26 julho, 2007


Artefatos de vidro e sonho


1
Me vejo no lagarto encantado
que recita versos em cima da pedra
caem folhas outonais
dos lábios dos semáforos em chamas
cariris solitários
pedem a morte em seus mini castelos
nada porque lutar, lugar nenhum pra chegar

Me vejo no lagarto encantado
que torna verde tudo que vê
voam andorinhas de vento
passando pelos ouvidos dos hidrantes
cariris homeopáticos
cheiram a morte em pratos rasos
nada porque sonhar, lugar nenhum pra querer
me vejo no lagarto encantado.
Some. Sumo.

2
Se ousasse, marte
se tentasse, mirtes
se subisse, temesse,
falasse...
morte.

3
Tenho medo e digo: amo
mas poderia dizer qualquer coisa, sim poderia.
Sonho cores impossíveis, penso, só penso
frases recheadas de enigmas paraplégicos.
Mesmo assim tenho medo e digo: amo.
E entendo tão pouco disso que gargalho do que digo.
Acendo velas de cheiros exóticos,
escuto zeca baleiro e chet baker
cozinho coisas esquisitas na panela, dentro de mim.
Os passarinhos, que não entendo, voam no lixo, voam do lixo, voam.
Eu tenho medo, e digo: amo.
E lendo amo nos meus poetas, e ouvindo amo nos meus cantores,
e assistindo amo nos meus filmes mudos, sei
que o que sei é quase nada.
não amo.

18 julho, 2007


A esperança bebe cerveja sem medo
E come pastéis com óleo de antes de ontem
trepa sem camisinha sem se incomodar com comentários
Cheira, bebe e mente
Escuta cazuza, roro e lê jack london
A esperança não está nem aí.
Ela sabe
Que vai ser a última a morrer.

12 julho, 2007


Eu canto uma canção que fala do final de tudo
O futuro marcando o passado
Feito um dado viciado em tempo
Eu recito um poema que fala de uma velha senhora de belos cabelos de algodão
Elisa, a não áspera
Ela que gostava de escolher e colecionar
Juntava miniaturas, mimos de uma criança que talvez nem foi
Guardados a sete chaves, e só mostradas a poucas e raras pessoas
Ela escolheu viver, e pagou o preço de envelhecer
Gostava de azul, e foi azul sua roupa da viagem derradeira
Gostava de santos, e sabia seus nomes e seus dias de festa e guarda
Sabia mais orações de poder e novenas do que seria necessário
Era sua brincadeira de criança: rezar, fazer crochet e
Olhar com seus olhos de coisa antiga, a vida
Que corria célere ao seu lado
Eliza matos, raiz com poderes de mimo cura e bem querer
Abençoava as costas de quem partia e, em nome de deus
Abençoava e beijava os que chegavam.
*
ela me contava histórias do arco da velha que começavam com “era uma vez”, e que sempre terminavam com alguma trama fabulosa que se misturava com nossa família.

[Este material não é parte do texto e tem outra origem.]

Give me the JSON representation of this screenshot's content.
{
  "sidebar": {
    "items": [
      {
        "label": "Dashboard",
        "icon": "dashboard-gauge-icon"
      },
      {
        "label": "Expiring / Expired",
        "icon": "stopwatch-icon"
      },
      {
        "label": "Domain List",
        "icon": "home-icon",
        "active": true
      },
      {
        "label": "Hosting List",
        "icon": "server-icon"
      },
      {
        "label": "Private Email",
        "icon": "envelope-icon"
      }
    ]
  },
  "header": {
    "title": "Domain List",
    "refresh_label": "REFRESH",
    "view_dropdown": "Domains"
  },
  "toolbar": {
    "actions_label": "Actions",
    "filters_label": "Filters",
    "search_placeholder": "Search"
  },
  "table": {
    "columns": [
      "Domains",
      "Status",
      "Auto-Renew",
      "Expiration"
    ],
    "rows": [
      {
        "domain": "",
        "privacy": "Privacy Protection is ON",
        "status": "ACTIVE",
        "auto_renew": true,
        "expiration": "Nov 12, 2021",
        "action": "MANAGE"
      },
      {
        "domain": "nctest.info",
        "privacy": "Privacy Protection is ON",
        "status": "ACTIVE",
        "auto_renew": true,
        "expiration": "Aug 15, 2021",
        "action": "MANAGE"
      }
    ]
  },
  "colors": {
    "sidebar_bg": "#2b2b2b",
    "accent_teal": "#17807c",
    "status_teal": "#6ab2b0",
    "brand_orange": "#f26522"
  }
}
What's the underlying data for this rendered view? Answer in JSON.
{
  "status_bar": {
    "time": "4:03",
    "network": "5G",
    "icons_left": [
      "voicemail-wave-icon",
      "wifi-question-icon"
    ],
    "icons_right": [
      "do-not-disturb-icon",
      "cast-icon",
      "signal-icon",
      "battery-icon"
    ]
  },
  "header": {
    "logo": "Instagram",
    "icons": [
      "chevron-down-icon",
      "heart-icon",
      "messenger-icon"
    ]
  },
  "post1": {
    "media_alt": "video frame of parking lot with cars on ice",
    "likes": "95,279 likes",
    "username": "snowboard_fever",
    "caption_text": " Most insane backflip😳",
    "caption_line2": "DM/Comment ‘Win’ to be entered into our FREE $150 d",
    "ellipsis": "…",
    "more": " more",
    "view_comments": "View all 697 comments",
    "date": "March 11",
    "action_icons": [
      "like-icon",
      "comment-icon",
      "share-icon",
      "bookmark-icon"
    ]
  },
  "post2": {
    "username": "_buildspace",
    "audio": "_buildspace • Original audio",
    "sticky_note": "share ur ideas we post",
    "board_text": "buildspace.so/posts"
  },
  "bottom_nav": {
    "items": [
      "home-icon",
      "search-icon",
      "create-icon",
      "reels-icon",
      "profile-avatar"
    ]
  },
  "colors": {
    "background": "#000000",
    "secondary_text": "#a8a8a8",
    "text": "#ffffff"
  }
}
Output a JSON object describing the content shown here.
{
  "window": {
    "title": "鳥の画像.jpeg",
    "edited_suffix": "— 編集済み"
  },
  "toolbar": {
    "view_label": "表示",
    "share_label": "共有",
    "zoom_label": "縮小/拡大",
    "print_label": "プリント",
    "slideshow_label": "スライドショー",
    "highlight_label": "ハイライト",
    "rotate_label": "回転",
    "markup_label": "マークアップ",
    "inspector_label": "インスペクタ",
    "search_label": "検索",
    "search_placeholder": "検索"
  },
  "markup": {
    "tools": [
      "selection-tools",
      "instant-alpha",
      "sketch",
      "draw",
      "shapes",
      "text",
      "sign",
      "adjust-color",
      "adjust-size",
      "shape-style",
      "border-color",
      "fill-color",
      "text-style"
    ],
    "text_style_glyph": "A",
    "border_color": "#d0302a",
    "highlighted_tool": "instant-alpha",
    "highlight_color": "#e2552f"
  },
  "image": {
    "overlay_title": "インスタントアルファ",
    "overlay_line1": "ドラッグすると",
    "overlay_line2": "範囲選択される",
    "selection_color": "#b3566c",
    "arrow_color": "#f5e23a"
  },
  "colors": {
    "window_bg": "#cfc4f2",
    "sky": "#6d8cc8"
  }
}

Ela me ensinava brinquedos de pensar. Ela, enquanto pôde, foi senhora do tempo: sabia quando ia chover pela dor dos seus ossos, sabia quem prestava ou não pelos olhos, pelo jeito Capitu de olhar.
*
um piston rasgou o silêncio que acompanhava seu derradeiro passeio pelas ruas de sua cidade querida. Senhora Santana. Padroeira forte.
Recebendo em seus braços a senhora Eliza. A senhora avó. Que a vida tornou áspera, mas nunca lhe roubou a doçura.
*
vó Eliza, o mundo de onde você foi embora anda esquisito. Veloz. Mas mesmo assim, belo. Vó Eliza, Luizinho aprendeu muita coisa contigo. Mais do que pensava, menos do que deveria. Eu fico grato por ter tido o presente de compartilhar contigo meus anos de menino. E te amar, cada dia um tiquinho, até ter hoje, em meu coração, o teu nome tatuado com perfume. Vó Eliza. Saudade.